Это я не потому, что сейчас март месяц — и пепел Клары Цеткин стучит в мужские сердца и кошельки. Нет, я совершенно искренне.

Что бы я делал без тебя, Лолик? Я бы, блин, пропал. Я бы селился, как бомж, в самых худших номерах с видом на какую-нибудь египетскую помойку, опаздывал бы на экскурсии, травился бы салатиками на шведском столе, терял бы мобильники и носки.

Стоило мне, например, один раз в прошлом году съездить в командировку без Лолика — и шесть носков остались одинокими, без пары, как печальные бобыли. Лежат такие мятенькие и разненькие на подоконнике и плачут. Умалчиваю о забытом в отеле кашемировом пиджаке с кошельком в кармане, за которые я получил от Лолика большую воспитательную клизму, совершенно справедливую и полезную, и ещё много о чём умалчиваю. Потому что стыдно.

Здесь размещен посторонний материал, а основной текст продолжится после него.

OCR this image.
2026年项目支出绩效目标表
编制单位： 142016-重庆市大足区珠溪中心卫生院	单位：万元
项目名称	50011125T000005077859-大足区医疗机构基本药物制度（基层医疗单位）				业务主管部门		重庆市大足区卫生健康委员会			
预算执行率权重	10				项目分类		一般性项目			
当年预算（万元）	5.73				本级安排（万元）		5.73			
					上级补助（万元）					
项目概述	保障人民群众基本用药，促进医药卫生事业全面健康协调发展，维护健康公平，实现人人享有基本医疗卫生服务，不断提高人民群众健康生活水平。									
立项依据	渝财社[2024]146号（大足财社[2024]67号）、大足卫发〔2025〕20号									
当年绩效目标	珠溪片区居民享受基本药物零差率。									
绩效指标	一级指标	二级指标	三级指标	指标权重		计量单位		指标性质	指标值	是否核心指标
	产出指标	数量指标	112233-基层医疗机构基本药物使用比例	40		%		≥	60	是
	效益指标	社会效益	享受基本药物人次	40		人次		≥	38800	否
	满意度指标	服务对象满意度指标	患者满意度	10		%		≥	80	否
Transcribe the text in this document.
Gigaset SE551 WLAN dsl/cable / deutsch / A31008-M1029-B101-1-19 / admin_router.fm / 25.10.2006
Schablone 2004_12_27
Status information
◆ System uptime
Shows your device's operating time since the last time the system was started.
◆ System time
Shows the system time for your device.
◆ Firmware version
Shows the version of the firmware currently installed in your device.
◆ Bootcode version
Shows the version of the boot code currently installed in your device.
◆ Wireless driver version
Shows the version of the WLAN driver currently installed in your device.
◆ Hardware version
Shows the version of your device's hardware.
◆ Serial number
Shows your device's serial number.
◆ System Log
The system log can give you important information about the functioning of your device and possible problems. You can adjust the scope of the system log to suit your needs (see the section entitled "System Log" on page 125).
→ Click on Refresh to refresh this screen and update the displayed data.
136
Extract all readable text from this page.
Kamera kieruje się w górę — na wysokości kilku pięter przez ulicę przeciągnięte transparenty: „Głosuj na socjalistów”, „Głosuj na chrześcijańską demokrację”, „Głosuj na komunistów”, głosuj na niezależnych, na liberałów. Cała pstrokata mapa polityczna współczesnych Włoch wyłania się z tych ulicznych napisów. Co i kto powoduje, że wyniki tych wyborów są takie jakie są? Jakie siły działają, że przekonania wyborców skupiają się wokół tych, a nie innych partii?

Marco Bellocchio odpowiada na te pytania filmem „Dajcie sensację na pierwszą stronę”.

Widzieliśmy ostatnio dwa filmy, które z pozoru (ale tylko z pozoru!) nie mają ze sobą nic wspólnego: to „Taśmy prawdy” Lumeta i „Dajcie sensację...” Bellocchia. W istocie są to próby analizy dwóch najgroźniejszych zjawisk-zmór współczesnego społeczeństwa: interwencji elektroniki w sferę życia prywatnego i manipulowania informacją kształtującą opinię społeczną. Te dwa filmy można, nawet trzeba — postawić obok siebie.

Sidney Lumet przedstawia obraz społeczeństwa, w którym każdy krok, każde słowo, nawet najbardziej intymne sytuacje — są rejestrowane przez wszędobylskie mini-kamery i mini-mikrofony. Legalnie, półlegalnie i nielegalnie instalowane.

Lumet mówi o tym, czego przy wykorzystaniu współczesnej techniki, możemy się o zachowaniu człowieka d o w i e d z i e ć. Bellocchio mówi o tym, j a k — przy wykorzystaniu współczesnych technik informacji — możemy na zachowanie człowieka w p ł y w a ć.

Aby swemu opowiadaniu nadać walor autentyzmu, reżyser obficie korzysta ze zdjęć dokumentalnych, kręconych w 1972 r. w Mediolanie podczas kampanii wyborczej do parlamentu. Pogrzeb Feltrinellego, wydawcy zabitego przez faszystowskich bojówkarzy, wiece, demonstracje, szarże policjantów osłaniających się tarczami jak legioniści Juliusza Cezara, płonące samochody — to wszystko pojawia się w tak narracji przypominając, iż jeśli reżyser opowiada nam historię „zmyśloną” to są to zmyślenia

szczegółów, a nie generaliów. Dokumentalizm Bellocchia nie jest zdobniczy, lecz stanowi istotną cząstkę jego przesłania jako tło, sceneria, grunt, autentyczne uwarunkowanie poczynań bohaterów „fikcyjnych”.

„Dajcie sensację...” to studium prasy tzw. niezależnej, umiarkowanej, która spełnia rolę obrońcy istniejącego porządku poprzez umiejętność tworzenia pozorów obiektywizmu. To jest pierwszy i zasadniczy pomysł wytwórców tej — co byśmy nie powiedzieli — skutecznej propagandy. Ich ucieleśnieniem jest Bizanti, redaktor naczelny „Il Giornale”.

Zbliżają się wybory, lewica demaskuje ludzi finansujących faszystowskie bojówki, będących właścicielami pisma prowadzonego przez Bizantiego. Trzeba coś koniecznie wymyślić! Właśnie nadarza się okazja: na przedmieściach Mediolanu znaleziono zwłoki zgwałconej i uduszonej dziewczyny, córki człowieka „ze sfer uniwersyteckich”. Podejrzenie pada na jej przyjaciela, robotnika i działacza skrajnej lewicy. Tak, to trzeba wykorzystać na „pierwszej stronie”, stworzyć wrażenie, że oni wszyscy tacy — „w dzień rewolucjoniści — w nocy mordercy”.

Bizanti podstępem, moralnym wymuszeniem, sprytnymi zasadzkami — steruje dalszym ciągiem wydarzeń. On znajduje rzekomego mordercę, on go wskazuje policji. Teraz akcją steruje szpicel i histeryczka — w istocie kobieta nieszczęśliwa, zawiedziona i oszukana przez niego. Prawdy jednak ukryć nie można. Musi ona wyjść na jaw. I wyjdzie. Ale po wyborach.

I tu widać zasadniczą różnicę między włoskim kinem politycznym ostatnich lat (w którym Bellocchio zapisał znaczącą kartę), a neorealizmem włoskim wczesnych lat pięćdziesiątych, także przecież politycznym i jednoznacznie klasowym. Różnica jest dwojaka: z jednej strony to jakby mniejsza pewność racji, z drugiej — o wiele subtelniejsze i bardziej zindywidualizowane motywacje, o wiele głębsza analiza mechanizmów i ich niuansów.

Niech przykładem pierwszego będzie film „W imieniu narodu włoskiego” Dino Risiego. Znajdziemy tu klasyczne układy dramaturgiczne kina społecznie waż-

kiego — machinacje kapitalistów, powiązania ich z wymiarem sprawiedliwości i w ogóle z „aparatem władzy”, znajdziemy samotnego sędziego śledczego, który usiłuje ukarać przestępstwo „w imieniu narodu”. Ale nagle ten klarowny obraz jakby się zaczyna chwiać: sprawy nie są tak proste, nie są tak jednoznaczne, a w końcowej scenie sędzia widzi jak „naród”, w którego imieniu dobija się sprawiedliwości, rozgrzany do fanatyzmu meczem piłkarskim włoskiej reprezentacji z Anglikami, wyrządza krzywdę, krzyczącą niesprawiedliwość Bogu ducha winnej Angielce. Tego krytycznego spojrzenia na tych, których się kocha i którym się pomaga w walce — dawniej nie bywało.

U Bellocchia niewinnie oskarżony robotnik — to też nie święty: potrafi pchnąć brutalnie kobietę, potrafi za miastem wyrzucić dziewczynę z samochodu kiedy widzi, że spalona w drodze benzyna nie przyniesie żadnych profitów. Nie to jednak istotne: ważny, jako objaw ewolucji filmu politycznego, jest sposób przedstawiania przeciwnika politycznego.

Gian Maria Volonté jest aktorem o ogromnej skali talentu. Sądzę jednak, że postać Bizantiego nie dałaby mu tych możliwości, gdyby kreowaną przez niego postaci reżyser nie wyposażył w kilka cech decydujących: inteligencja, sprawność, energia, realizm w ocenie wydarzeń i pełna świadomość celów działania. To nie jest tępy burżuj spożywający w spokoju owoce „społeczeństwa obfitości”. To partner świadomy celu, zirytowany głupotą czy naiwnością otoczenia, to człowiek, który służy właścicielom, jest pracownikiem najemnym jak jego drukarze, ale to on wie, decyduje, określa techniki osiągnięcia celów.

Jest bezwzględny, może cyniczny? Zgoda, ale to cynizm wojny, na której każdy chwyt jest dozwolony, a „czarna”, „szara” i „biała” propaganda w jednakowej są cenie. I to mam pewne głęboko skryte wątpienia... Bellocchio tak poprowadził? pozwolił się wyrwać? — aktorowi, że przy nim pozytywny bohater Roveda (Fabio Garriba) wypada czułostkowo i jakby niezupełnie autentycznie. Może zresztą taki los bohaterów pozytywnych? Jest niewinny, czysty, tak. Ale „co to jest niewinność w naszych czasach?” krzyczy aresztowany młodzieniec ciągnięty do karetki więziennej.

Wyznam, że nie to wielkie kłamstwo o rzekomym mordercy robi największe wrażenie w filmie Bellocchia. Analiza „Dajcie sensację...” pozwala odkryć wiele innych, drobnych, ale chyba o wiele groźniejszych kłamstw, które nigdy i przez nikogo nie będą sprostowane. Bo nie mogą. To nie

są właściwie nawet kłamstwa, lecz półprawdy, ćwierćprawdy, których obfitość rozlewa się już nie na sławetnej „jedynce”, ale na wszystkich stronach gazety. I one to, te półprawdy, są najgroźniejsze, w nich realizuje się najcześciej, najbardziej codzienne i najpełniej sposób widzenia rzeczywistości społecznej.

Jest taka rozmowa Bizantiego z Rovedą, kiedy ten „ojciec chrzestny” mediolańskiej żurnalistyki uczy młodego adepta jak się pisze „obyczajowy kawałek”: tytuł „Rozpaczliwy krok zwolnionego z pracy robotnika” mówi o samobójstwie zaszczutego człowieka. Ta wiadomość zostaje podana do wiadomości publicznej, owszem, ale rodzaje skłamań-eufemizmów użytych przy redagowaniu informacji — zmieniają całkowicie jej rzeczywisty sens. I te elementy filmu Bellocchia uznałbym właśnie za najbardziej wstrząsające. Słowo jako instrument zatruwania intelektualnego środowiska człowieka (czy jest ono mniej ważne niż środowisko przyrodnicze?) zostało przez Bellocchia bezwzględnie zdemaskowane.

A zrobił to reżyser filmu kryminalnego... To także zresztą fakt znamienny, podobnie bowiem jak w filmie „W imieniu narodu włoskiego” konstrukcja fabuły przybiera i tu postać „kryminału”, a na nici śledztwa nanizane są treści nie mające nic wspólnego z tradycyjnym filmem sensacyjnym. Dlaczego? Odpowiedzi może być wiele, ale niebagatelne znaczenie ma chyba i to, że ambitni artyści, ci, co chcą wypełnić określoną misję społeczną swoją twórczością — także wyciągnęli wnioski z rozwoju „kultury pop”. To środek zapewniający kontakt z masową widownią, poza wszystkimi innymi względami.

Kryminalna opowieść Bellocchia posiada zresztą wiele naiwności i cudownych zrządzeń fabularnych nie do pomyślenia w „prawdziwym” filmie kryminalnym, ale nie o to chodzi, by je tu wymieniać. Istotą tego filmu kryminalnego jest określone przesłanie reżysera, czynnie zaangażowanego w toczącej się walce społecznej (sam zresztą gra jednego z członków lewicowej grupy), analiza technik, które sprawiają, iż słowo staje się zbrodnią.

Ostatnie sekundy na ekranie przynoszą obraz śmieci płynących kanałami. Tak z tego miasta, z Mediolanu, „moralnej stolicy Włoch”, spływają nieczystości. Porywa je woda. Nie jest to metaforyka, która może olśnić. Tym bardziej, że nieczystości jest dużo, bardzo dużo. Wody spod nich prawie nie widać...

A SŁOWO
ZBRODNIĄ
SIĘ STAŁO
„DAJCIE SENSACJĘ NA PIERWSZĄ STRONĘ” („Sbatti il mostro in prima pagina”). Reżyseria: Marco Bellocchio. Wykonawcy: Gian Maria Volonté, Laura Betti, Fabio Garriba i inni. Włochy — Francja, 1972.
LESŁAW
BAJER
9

Но когда Лолик со мной, я спокоен: все носки спарены, все пиджаки сложены, а в окне, вместо помойки, — морская лазурь и влажно-пурпурная, словно бы стонущая от страсти, плоть олеандра. И райские птицы хохочут, как вакханки, в гулких вечнозелёных гротах тропических парков. И холодок бриза. И воркование фонтана. И нега на яву, переходящая в младенческий сон, и младенческий сон, переходящий в негу яви. И я уж не знаю, как бы ещё стилистически извратиться, чтобы сказать спасибо Лолику.

Ну так вот.

Взять хотя бы нашу последнюю поездку в Андалусию.

Шереметьево. До объявления посадки полчаса. Мы стоим у дьюти-фри. Я рвусь в дьюти-фри, но…

— Где, Вовочка, твои: во-первых — паспорт, во-вторых — билет и в-третьих — посадочный талон? — спрашивает меня Лолик. Она очень любит точность.

— Тут, — говорю я с хлестаковским легкомыслием. — При мне.

— Где «тут при тебе» конкретно, Вовочка, по пунктам.

Я устраиваю контрольный самозащуп. Шмонаю себя, как урку. По нулям. Ни одного пункта. Кроме бог знает откуда взявшегося советского рубля, выпавшего из подкладки. Мне страшно. Неужто потерял? Но Лолик спокоен, как Путин на татами.

— Посмотри: во-первых, в кармане на левой попе (это она всегда так нежно говорит: «левая попа», «правая попа»), во-вторых, в правом внутреннем кармане куртки, в-третьих — в сумке, в книге «Гарри Поттер и узник из Азбакана» на странице 338, там, где слова: «По трибунам гриффиндорцев пронеслось разочарованное „о-ох“, когтевранцы же приветствовали своего загонщика громкими аплодисментами»…

Лолик немного подумал, закатив свои дивные глазки к потолку, и сказал:

— Не «громкими», а «бурными». «Бурными аплодисментами».

— Терпеть не могу Гарри Поттера, — начинаю бубнить я, ощупывая карманы и сумку, — этого летающего очкарика. Эту помесь Золушки с Гадким Утёнком, которая разговаривает тоном тошнотворно положительного Мишки из кинофильмов «Кортик» и «Бронзовая птица»…

Но в это время в моих руках оказываются паспорт с ягодицы, билет из куртки и посадочный талон от Дж. К. Ролинг. Чудеса!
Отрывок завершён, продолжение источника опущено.